D is the telescope's primary diameter, W is the width of the collimated beam, β is the grating angle in a Littrow configuration, and $\alpha$ is the aperture diameter in angular units on the sky.

The goal is to find an expression of the resolving power R that depends only on those 4 quantities. We can assume that the detector size in the exit focal plane is small compared to the projected aperture size.

2. Relevant equations

R=$\frac{\lambda}{\Delta\lambda}$
R=mN where N is the number of grating slits or ridges and m is the diffraction order.
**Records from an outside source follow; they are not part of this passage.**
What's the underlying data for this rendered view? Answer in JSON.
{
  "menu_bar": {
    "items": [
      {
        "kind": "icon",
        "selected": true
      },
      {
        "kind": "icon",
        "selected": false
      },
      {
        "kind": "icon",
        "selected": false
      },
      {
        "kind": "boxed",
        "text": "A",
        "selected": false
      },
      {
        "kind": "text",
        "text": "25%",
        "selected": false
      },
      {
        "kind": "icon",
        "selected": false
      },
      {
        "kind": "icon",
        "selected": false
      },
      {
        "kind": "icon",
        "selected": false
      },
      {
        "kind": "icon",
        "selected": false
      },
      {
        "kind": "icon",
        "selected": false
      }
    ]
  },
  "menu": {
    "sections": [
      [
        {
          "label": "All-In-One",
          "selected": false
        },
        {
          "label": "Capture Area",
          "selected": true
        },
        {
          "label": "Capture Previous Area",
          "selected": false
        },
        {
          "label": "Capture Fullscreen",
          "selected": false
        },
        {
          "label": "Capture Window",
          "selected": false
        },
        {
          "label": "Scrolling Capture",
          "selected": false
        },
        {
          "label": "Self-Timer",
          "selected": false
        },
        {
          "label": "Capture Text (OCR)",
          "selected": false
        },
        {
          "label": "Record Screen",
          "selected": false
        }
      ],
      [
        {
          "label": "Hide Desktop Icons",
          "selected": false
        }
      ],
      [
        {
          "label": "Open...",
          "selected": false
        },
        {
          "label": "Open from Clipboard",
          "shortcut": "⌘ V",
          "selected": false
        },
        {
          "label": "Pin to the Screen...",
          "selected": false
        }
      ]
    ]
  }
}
Since the grating is in Littrow configuration, we know that 2dsinβ=mλ, so λ=$\frac{2d\sin{\beta}}{m}$ where d is the distance between ridges/slits.

D and W are related to $\alpha$ by D=$2f_1\sin{\alpha}$ and W=$2f_2\sin{\alpha}$, where $f_1$ and $f_2$ are the focal lengths from the primary lens to the aperture and from the collimating lens to the aperture, respectively.

We know the number of slits/ridges illuminated is given by N=$\frac{W}{d\cos{\beta}}$

If I'm not mistaken, the reflected light is normal to the grating.

3. The attempt at a solution

$\frac{\delta\lambda}{\delta\beta}=\frac{2d\cos{β}}{m}$

Therefore, approximating $\delta\lambda$ to Δλ, R=$\frac{\tan{\beta}}{\delta\beta}$

So from this point, we need $\delta\beta$ in terms of $\alpha$, D, and W. But here is where I'm stuck. I can't for the life of me figure out what to do next.